Objective: To study the clinical implications of a skin thickness score > or =20 at first visit and of softening of sclerodermatous skin in a cohort of systemic sclerosis (SSc) patients with diffuse cutaneous scleroderma.
Methods: Skin and visceral involvement were assessed in 134 SSc patients with diffuse scleroderma (mean +/- SD duration of SSc 10 +/- 4 months) as they entered a multicenter drug trial and again at 2 years of followup. Advent of mortality and scleroderma renal crisis (SRC) were assessed during a followup of 4.0 +/- 1.1 years (mean +/- SD).

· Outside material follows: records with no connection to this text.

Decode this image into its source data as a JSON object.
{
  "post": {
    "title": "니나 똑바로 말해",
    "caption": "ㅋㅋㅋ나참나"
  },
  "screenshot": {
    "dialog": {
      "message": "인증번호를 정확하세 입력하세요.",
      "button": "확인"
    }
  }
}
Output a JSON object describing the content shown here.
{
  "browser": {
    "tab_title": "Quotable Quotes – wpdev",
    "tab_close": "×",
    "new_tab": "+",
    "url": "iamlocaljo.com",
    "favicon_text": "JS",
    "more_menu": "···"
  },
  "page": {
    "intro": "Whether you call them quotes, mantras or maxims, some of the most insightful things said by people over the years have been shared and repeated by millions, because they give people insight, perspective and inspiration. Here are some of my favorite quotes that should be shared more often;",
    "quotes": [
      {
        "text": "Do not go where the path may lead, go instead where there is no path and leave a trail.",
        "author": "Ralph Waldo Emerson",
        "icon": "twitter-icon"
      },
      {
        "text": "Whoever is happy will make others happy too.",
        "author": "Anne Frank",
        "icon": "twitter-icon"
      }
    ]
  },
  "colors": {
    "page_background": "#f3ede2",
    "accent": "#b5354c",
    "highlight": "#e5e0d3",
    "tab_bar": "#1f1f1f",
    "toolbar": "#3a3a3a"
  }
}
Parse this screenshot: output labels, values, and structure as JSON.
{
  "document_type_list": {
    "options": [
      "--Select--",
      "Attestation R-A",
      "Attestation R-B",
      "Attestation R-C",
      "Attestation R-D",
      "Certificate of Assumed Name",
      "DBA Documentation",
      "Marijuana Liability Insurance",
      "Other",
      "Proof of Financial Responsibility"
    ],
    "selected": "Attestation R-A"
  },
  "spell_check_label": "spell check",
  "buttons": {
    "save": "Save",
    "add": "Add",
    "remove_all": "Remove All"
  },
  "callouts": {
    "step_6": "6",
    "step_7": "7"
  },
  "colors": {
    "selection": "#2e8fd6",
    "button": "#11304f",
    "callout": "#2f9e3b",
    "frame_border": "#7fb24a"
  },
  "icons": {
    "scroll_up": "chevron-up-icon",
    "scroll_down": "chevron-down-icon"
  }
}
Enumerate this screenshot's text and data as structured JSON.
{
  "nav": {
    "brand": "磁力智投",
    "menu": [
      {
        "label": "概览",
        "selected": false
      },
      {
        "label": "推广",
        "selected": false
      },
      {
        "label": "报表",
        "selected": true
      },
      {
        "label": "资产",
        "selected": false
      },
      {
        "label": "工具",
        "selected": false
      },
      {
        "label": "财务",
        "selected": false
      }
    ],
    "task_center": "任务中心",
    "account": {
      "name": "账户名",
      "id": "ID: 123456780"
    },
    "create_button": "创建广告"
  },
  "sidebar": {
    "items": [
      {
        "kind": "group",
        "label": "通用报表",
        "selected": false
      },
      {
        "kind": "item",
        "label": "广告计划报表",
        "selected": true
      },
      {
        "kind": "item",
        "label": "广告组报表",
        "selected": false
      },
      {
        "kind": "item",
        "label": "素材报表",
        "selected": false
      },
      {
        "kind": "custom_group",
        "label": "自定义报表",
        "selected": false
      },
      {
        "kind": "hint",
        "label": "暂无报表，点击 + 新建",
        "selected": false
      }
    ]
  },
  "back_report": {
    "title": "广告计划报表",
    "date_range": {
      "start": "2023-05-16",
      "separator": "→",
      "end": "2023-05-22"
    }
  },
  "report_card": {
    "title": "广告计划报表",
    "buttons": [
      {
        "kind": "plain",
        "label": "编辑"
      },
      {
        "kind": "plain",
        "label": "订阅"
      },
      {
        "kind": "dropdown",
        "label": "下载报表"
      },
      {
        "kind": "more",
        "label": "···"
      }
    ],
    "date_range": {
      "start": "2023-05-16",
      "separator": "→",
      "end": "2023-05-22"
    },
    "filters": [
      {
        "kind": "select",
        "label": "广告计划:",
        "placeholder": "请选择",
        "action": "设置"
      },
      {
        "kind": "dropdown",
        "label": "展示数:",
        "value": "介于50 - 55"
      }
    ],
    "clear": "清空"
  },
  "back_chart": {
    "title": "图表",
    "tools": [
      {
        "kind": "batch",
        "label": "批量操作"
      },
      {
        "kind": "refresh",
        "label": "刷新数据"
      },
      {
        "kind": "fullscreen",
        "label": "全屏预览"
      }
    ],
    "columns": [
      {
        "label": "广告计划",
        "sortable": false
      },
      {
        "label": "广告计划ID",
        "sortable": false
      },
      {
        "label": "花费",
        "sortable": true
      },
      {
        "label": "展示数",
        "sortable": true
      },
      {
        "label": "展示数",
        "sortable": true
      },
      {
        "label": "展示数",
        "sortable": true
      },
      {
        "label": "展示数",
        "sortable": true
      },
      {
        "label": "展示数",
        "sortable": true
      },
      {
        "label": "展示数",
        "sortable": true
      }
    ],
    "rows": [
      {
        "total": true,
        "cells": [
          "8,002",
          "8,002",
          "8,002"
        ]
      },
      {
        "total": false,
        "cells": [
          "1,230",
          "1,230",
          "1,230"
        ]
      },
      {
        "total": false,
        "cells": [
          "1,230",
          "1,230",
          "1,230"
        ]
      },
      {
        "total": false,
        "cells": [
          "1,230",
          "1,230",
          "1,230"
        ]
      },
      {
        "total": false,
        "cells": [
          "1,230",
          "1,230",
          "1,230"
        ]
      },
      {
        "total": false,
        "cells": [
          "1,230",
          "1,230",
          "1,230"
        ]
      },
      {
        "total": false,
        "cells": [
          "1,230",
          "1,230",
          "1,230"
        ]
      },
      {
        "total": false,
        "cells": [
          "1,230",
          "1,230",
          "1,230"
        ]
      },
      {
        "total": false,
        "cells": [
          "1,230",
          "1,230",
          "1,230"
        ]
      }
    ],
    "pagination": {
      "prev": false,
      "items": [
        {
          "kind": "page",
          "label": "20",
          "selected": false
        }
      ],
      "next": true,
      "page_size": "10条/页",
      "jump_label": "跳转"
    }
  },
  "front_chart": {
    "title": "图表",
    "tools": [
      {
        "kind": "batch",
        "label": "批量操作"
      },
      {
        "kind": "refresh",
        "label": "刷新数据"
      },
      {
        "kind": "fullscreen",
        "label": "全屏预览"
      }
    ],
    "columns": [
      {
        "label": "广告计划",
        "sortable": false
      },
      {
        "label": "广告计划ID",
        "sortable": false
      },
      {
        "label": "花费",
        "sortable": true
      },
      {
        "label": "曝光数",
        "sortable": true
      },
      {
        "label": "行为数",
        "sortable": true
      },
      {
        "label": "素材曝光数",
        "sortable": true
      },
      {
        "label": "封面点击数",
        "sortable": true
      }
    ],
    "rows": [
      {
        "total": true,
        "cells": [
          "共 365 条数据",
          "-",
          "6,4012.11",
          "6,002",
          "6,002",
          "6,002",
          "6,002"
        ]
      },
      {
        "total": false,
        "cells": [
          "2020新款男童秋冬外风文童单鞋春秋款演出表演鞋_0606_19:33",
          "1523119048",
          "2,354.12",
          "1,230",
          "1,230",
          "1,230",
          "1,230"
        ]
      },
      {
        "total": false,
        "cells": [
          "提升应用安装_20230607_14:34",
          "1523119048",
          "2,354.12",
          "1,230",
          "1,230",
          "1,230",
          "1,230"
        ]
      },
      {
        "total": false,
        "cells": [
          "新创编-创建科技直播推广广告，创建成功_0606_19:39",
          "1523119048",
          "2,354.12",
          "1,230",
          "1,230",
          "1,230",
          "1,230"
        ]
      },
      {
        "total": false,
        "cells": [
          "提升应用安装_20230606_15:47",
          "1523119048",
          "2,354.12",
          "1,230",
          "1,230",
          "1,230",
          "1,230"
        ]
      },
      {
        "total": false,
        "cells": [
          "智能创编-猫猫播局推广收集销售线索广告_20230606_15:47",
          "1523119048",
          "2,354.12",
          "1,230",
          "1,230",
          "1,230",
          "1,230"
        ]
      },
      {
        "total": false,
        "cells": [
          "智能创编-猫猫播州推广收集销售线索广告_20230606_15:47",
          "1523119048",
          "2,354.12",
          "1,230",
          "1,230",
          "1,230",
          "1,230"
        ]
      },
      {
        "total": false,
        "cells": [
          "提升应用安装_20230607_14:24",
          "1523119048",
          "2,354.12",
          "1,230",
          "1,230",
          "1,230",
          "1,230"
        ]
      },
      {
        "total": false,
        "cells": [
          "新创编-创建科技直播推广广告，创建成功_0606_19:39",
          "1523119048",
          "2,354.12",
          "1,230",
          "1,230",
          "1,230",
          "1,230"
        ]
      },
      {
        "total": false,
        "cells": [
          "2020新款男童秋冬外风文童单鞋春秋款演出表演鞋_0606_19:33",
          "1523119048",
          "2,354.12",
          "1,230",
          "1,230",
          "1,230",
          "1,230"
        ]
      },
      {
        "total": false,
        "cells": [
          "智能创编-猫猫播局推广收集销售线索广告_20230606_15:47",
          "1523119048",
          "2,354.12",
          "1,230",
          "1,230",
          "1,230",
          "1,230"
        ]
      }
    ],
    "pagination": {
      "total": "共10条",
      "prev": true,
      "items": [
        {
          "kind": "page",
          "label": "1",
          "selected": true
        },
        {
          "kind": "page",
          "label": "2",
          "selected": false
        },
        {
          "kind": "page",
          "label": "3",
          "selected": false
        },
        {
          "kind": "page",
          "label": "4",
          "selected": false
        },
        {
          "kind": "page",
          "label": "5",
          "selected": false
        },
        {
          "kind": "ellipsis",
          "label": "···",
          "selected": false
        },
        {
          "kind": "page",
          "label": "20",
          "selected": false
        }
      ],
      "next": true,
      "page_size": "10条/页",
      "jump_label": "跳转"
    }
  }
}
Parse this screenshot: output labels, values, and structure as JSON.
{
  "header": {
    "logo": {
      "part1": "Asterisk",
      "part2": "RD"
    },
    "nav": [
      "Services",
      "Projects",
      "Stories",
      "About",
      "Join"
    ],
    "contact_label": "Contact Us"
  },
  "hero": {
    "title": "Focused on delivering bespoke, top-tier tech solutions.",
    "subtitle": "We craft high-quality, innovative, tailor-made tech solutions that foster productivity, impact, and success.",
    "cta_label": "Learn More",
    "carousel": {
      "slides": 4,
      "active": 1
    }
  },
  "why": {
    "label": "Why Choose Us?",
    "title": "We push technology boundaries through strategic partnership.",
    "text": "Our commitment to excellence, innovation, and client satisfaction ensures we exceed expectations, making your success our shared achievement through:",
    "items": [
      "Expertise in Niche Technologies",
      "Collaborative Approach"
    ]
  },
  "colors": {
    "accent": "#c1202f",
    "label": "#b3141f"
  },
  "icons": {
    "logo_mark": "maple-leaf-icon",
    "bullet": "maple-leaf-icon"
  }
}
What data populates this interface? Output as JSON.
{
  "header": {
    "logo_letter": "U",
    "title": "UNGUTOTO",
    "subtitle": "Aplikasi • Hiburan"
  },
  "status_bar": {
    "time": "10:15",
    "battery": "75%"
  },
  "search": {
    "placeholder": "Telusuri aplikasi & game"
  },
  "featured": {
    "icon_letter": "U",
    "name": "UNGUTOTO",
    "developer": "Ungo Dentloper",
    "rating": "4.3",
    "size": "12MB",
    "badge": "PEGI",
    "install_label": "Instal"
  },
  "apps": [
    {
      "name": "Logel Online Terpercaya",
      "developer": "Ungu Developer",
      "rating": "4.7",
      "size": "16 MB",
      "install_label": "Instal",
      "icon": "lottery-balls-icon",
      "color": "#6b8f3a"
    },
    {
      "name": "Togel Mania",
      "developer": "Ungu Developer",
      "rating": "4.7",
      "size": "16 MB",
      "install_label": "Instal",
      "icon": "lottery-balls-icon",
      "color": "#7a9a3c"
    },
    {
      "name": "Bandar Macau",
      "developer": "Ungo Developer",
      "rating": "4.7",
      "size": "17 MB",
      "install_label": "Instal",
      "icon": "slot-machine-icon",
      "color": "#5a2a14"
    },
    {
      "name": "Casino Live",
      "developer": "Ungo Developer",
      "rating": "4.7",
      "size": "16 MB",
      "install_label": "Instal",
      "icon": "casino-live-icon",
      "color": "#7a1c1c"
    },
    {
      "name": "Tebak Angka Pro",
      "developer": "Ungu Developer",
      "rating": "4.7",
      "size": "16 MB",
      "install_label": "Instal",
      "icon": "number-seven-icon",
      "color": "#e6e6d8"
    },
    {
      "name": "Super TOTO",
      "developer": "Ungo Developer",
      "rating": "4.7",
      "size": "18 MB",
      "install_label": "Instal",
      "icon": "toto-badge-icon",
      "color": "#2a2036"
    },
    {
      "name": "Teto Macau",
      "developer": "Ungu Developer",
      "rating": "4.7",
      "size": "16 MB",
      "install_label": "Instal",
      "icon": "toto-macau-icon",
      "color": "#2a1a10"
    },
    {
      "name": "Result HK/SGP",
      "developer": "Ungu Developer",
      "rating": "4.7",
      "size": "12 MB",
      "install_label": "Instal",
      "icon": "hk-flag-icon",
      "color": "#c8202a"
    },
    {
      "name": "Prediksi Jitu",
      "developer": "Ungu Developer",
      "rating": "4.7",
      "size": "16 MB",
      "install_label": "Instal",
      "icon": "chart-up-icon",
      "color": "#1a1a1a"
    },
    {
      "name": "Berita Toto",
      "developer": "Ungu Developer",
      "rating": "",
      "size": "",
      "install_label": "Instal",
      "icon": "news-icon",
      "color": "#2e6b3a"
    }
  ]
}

Logistic and linear regression were used to examine the relationship of baseline skin score to morbidity, mortality, and visceral involvement and the relationship of changes in skin score to changes in physical examination, laboratory, and functional variables over 2 years.
Results: A baseline skin score > or =20 was associated with heart involvement at baseline (odds ratio [OR] 3.10, 95% confidence interval [95% CI] 1.25-7.70) and was predictive of mortality (OR 3.59, 95% CI 1.23-10.55) and SRC (OR 10.00, 95% CI 2.21-45.91) over 4 years. Multivariate linear regression demonstrated that a model with skin score at baseline (P = 0.0078) and changes in large joint contractures (P = 0.0072), tender joint counts (P = 0.0119), handspread (P = 0.0242), and Health Assessment Questionnaire disability index (HAQ-DI) (P = 0.0244) explained the change in skin score over 2 years (R2 = 0.567). Multivariate logistic regression demonstrated that the investigator's global assessment of improvement was best explained by a model with skin score and HAQ-DI (R2 = 0.455).
Conclusion: A baseline skin score > or =20 was associated with heart involvement at baseline and predicted mortality and SRC over the subsequent 4 years. Improvement in skin score in these patients with diffuse cutaneous scleroderma was associated with improvement in hand function, inflammatory indices, joint contractures, arthritis signs, overall functional ability, and the examining investigator's global assessment of improvement.